ただし、人手不足を背景に県内の広告求人件数は前年水準を上回って推移するなど、民間職業紹介における県内の求人動向は、総じてみれば底堅く推移している。
雇用保険受給者数は1月が前年同月比マイナス1.1%で、2カ月ぶりに前年を下回った。
「県内主要企業の経営動向調査結果(1~3月期)」によると、雇用判断DIは「減少」超13.8%と前期から横ばいだった。業種別にみると、製造業が「減少」超14.7%で横ばい、非製造業が「減少」超13.1%でおおむね横ばいとなっている。
調査に回答した企業からは、「定年退職により人手不足が悪化。ハローワーク求人を進めるとともに、外注を強化する予定」(プラスチック部品等製造業)、「新卒だけではなく、中途やシニアも含めて採用を進めたい」(木材・木製品製造業)など、人材の獲得のほか外注や省力化などの人手不足対応を強化する声が聞かれた。
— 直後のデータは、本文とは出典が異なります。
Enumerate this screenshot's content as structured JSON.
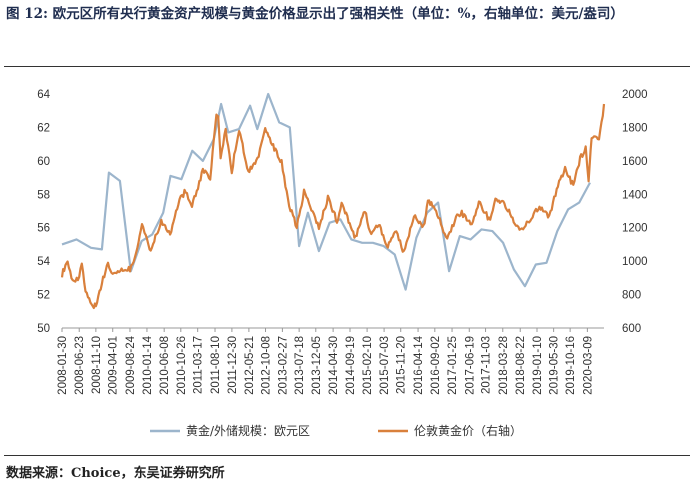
{
  "figure": {
    "title": "图 12: 欧元区所有央行黄金资产规模与黄金价格显示出了强相关性（单位：%，右轴单位：美元/盎司）",
    "source": "数据来源：Choice，东吴证券研究所"
  },
  "colors": {
    "gold_share": "#9cb5cc",
    "gold_price": "#d9803c"
  },
  "chart_data": {
    "type": "line",
    "xlabel": "",
    "ylabel": "",
    "x_ticks": [
      "2008-01-30",
      "2008-06-23",
      "2008-11-10",
      "2009-04-01",
      "2009-08-24",
      "2010-01-14",
      "2010-06-08",
      "2010-10-26",
      "2011-03-17",
      "2011-08-10",
      "2011-12-30",
      "2012-05-21",
      "2012-10-08",
      "2013-02-27",
      "2013-07-18",
      "2013-12-05",
      "2014-04-30",
      "2014-09-19",
      "2015-02-10",
      "2015-07-03",
      "2015-11-20",
      "2016-04-14",
      "2016-09-02",
      "2017-01-25",
      "2017-06-19",
      "2017-11-03",
      "2018-03-28",
      "2018-08-22",
      "2019-01-10",
      "2019-05-30",
      "2019-10-16",
      "2020-03-09"
    ],
    "x_range": [
      "2008-01-30",
      "2020-07-27"
    ],
    "y_left": {
      "min": 50,
      "max": 64,
      "ticks": [
        50,
        52,
        54,
        56,
        58,
        60,
        62,
        64
      ]
    },
    "y_right": {
      "min": 600,
      "max": 2000,
      "ticks": [
        600,
        800,
        1000,
        1200,
        1400,
        1600,
        1800,
        2000
      ]
    },
    "legend": {
      "position": "bottom"
    },
    "grid": false,
    "series": [
      {
        "name": "黄金/外储规模：欧元区",
        "axis": "left",
        "points": [
          [
            "2008-01-30",
            55.0
          ],
          [
            "2008-05-31",
            55.3
          ],
          [
            "2008-09-30",
            54.8
          ],
          [
            "2008-12-31",
            54.7
          ],
          [
            "2009-02-28",
            59.3
          ],
          [
            "2009-05-31",
            58.8
          ],
          [
            "2009-08-31",
            53.4
          ],
          [
            "2009-11-30",
            55.2
          ],
          [
            "2010-02-28",
            55.6
          ],
          [
            "2010-05-31",
            56.9
          ],
          [
            "2010-07-31",
            59.1
          ],
          [
            "2010-10-31",
            58.9
          ],
          [
            "2011-01-31",
            60.6
          ],
          [
            "2011-04-30",
            60.0
          ],
          [
            "2011-07-31",
            61.3
          ],
          [
            "2011-09-30",
            63.4
          ],
          [
            "2011-11-30",
            61.7
          ],
          [
            "2012-02-28",
            61.9
          ],
          [
            "2012-05-31",
            63.3
          ],
          [
            "2012-07-31",
            61.9
          ],
          [
            "2012-10-31",
            64.0
          ],
          [
            "2013-01-31",
            62.3
          ],
          [
            "2013-04-30",
            62.0
          ],
          [
            "2013-07-18",
            54.9
          ],
          [
            "2013-09-30",
            56.9
          ],
          [
            "2013-12-31",
            54.6
          ],
          [
            "2014-03-31",
            56.3
          ],
          [
            "2014-06-30",
            56.5
          ],
          [
            "2014-09-30",
            55.3
          ],
          [
            "2014-12-31",
            55.1
          ],
          [
            "2015-03-31",
            55.1
          ],
          [
            "2015-06-30",
            54.9
          ],
          [
            "2015-09-30",
            54.4
          ],
          [
            "2015-12-31",
            52.3
          ],
          [
            "2016-03-31",
            55.4
          ],
          [
            "2016-06-30",
            56.9
          ],
          [
            "2016-09-30",
            57.5
          ],
          [
            "2016-12-31",
            53.4
          ],
          [
            "2017-03-31",
            55.5
          ],
          [
            "2017-06-30",
            55.3
          ],
          [
            "2017-09-30",
            55.9
          ],
          [
            "2017-12-31",
            55.8
          ],
          [
            "2018-03-31",
            55.1
          ],
          [
            "2018-06-30",
            53.5
          ],
          [
            "2018-09-30",
            52.5
          ],
          [
            "2018-12-31",
            53.8
          ],
          [
            "2019-03-31",
            53.9
          ],
          [
            "2019-06-30",
            55.8
          ],
          [
            "2019-09-30",
            57.1
          ],
          [
            "2019-12-31",
            57.5
          ],
          [
            "2020-03-31",
            58.7
          ]
        ]
      },
      {
        "name": "伦敦黄金价（右轴）",
        "axis": "right",
        "points": [
          [
            "2008-01-30",
            920
          ],
          [
            "2008-03-17",
            1010
          ],
          [
            "2008-04-30",
            870
          ],
          [
            "2008-06-23",
            905
          ],
          [
            "2008-07-15",
            980
          ],
          [
            "2008-08-15",
            810
          ],
          [
            "2008-09-15",
            780
          ],
          [
            "2008-10-24",
            720
          ],
          [
            "2008-11-10",
            740
          ],
          [
            "2008-12-31",
            870
          ],
          [
            "2009-02-20",
            990
          ],
          [
            "2009-04-01",
            920
          ],
          [
            "2009-06-15",
            940
          ],
          [
            "2009-08-24",
            950
          ],
          [
            "2009-10-15",
            1050
          ],
          [
            "2009-12-03",
            1215
          ],
          [
            "2010-01-14",
            1140
          ],
          [
            "2010-02-05",
            1060
          ],
          [
            "2010-05-15",
            1240
          ],
          [
            "2010-07-28",
            1160
          ],
          [
            "2010-10-15",
            1370
          ],
          [
            "2010-12-07",
            1420
          ],
          [
            "2011-01-28",
            1330
          ],
          [
            "2011-04-30",
            1540
          ],
          [
            "2011-06-30",
            1500
          ],
          [
            "2011-08-22",
            1870
          ],
          [
            "2011-09-06",
            1880
          ],
          [
            "2011-09-26",
            1620
          ],
          [
            "2011-11-08",
            1790
          ],
          [
            "2011-12-29",
            1540
          ],
          [
            "2012-02-29",
            1790
          ],
          [
            "2012-05-16",
            1540
          ],
          [
            "2012-08-01",
            1610
          ],
          [
            "2012-10-05",
            1790
          ],
          [
            "2012-12-31",
            1660
          ],
          [
            "2013-02-20",
            1590
          ],
          [
            "2013-04-15",
            1360
          ],
          [
            "2013-06-28",
            1200
          ],
          [
            "2013-08-28",
            1420
          ],
          [
            "2013-12-31",
            1200
          ],
          [
            "2014-03-17",
            1380
          ],
          [
            "2014-06-02",
            1240
          ],
          [
            "2014-07-10",
            1340
          ],
          [
            "2014-11-05",
            1140
          ],
          [
            "2015-01-22",
            1300
          ],
          [
            "2015-03-17",
            1150
          ],
          [
            "2015-05-18",
            1230
          ],
          [
            "2015-07-24",
            1080
          ],
          [
            "2015-10-14",
            1180
          ],
          [
            "2015-12-17",
            1050
          ],
          [
            "2016-03-11",
            1280
          ],
          [
            "2016-05-30",
            1200
          ],
          [
            "2016-07-06",
            1370
          ],
          [
            "2016-09-02",
            1320
          ],
          [
            "2016-12-15",
            1130
          ],
          [
            "2017-02-27",
            1260
          ],
          [
            "2017-04-17",
            1290
          ],
          [
            "2017-07-10",
            1210
          ],
          [
            "2017-09-08",
            1350
          ],
          [
            "2017-12-12",
            1240
          ],
          [
            "2018-01-25",
            1360
          ],
          [
            "2018-04-11",
            1350
          ],
          [
            "2018-08-16",
            1175
          ],
          [
            "2018-10-26",
            1240
          ],
          [
            "2019-01-31",
            1320
          ],
          [
            "2019-04-23",
            1270
          ],
          [
            "2019-06-25",
            1430
          ],
          [
            "2019-09-04",
            1550
          ],
          [
            "2019-11-12",
            1450
          ],
          [
            "2020-01-08",
            1610
          ],
          [
            "2020-02-24",
            1680
          ],
          [
            "2020-03-19",
            1480
          ],
          [
            "2020-04-14",
            1740
          ],
          [
            "2020-06-15",
            1720
          ],
          [
            "2020-07-27",
            1940
          ]
        ]
      }
    ]
  }
}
こうした動きをもとにモニターは、1~3月期の雇用の実績を【横ばい】と判断した。
先行きは製造業・非製造業ともに改善の見通し
同調査の先行き(4~6月期)をみると、「減少」超3.0%と今期から約11ポイント上昇している。業種別では、製造業が「減少」超5.7%と今期から約9ポイント上昇、非製造業が「減少」超0.9%で今期から約12ポイント上昇する見通しとなっており、モニターはこの結果をもとに4~6月期の雇用動向を【好転】と判断した。
ベア実施企業は2年連続で4割超、背景に深刻な人手不足と物価高
モニターは3月に県内企業に対して「春期賃上げに関する企業調査」を実施している。それによると、2025年に「賃上げを実施する」企業は65.0%で、前年調査から1.3ポイント低下したものの、初めて6割を上回った2023年調査(65.7%)から3年連続で6割を超えている。
賃上げの中身に注目すると、定期昇給を行う企業が56.3%、ベースアップを行う企業が42.0%で、ベアの実施率は2024年に続き4割を超えた。
この調査結果についてモニターは、「県内企業が賃上げに前向きな姿勢を示した背景には、深刻な人手不足や物価高への対応があるとみられる」とコメントしている。